Quantum computing: getting away from Neumann bottlenecks and reducing energy costs
Quantum computing is used to process large data sets. Algorithms used in quantum technologies accelerate AI-learning processes in medicine, materials, biological and chemical processes, and reduce CO2 and greenhouse gas emissions. To enable learning on billions of parameters, ultra-powerful graphics processors or TPUs are needed that are designed to perform several parallel operations.
Meanwhile, the Neumann bottleneck (VNB) problem must be overcome so that the processor can't wait for RAM to provide access to the process. The goal is to increase the speed of data retrieval and transfer from the database or storage. Even the high speed of multi-core processors with 32-64 GB or more of RAM may not justify the investment in capacity when the transfer of information from the cloud is limited. To solve the VNB problem, they expand the cache, introduce multithreaded processing, change the bus configuration, supplement the PC with discrete variables, use memristors and compute in an optical environment. In addition, there is also modeling by principle of biological processes such as quantization.

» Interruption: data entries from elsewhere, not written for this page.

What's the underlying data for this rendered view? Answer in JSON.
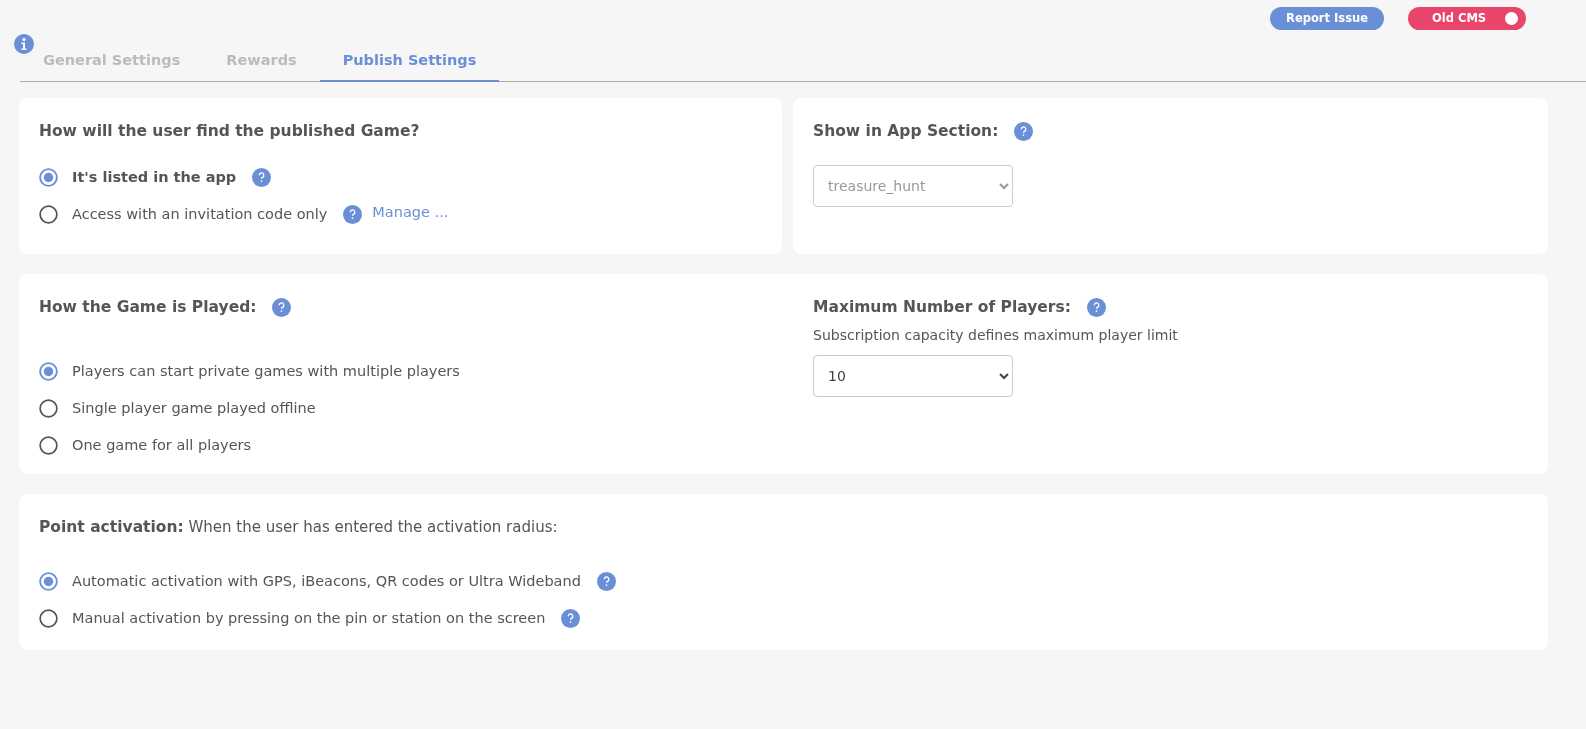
{
  "header": {
    "report_button": "Report Issue",
    "cms_toggle": {
      "label": "Old CMS",
      "on": true
    }
  },
  "tabs": [
    {
      "label": "General Settings",
      "selected": false
    },
    {
      "label": "Rewards",
      "selected": false
    },
    {
      "label": "Publish Settings",
      "selected": true
    }
  ],
  "discovery": {
    "title": "How will the user find the published Game?",
    "help": false,
    "options": [
      {
        "label": "It's listed in the app",
        "selected": true,
        "bold": true,
        "help": true
      },
      {
        "label": "Access with an invitation code only",
        "selected": false,
        "bold": false,
        "help": true,
        "link": "Manage ..."
      }
    ]
  },
  "app_section": {
    "title": "Show in App Section:",
    "help": true,
    "select": {
      "value": "treasure_hunt",
      "disabled": true
    }
  },
  "play_mode": {
    "title": "How the Game is Played:",
    "help": true,
    "options": [
      {
        "label": "Players can start private games with multiple players",
        "selected": true,
        "bold": false,
        "help": false
      },
      {
        "label": "Single player game played offline",
        "selected": false,
        "bold": false,
        "help": false
      },
      {
        "label": "One game for all players",
        "selected": false,
        "bold": false,
        "help": false
      }
    ]
  },
  "max_players": {
    "title": "Maximum Number of Players:",
    "help": true,
    "note": "Subscription capacity defines maximum player limit",
    "select": {
      "value": "10",
      "disabled": false
    }
  },
  "point_activation": {
    "title": "**Point activation:** When the user has entered the activation radius:",
    "help": false,
    "options": [
      {
        "label": "Automatic activation with GPS, iBeacons, QR codes or Ultra Wideband",
        "selected": true,
        "bold": false,
        "help": true
      },
      {
        "label": "Manual activation by pressing on the pin or station on the screen",
        "selected": false,
        "bold": false,
        "help": true
      }
    ]
  }
}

Digital AI paradigm in parallel processing increases energy consumption and time of learning processes. For this reason, qubits in superpositions (multiple positions in one time period) and entanglement positions are preferable to classical bits, provided that stability is preserved. For AI, quantum technologies are better due to the reduced cost of development and data analysis in multiple configurations. “Tensorization” compresses AI models and enables deployment on simple devices while improving the quality of the raw data.
Cyber defense rules
Pay attention to cyber defense - AI algorithms identify patterns in threat-carrying activities, predict potential cyber threats, and protect privacy, which is a legal and ethical imperative. GDPR and CCPA regulations, like other defense protocols, must be upheld by guaranteeing:
- anonymizing customers and ensuring there are no loopholes for third parties to identify them;
- differentiating sensitive points in passport data, emails, phone numbers and other documents that cannot be disclosed;
- joint analysis of information segments in two or three disconnected systems, without disclosing the full base.
Pattern poisoning (introduction of malicious elements) in AI, presence of adversarial vulnerabilities lead to misclassification. This is why a holistic approach should include protection principles from the development stage to testing and deployment to minimize challenges and risks.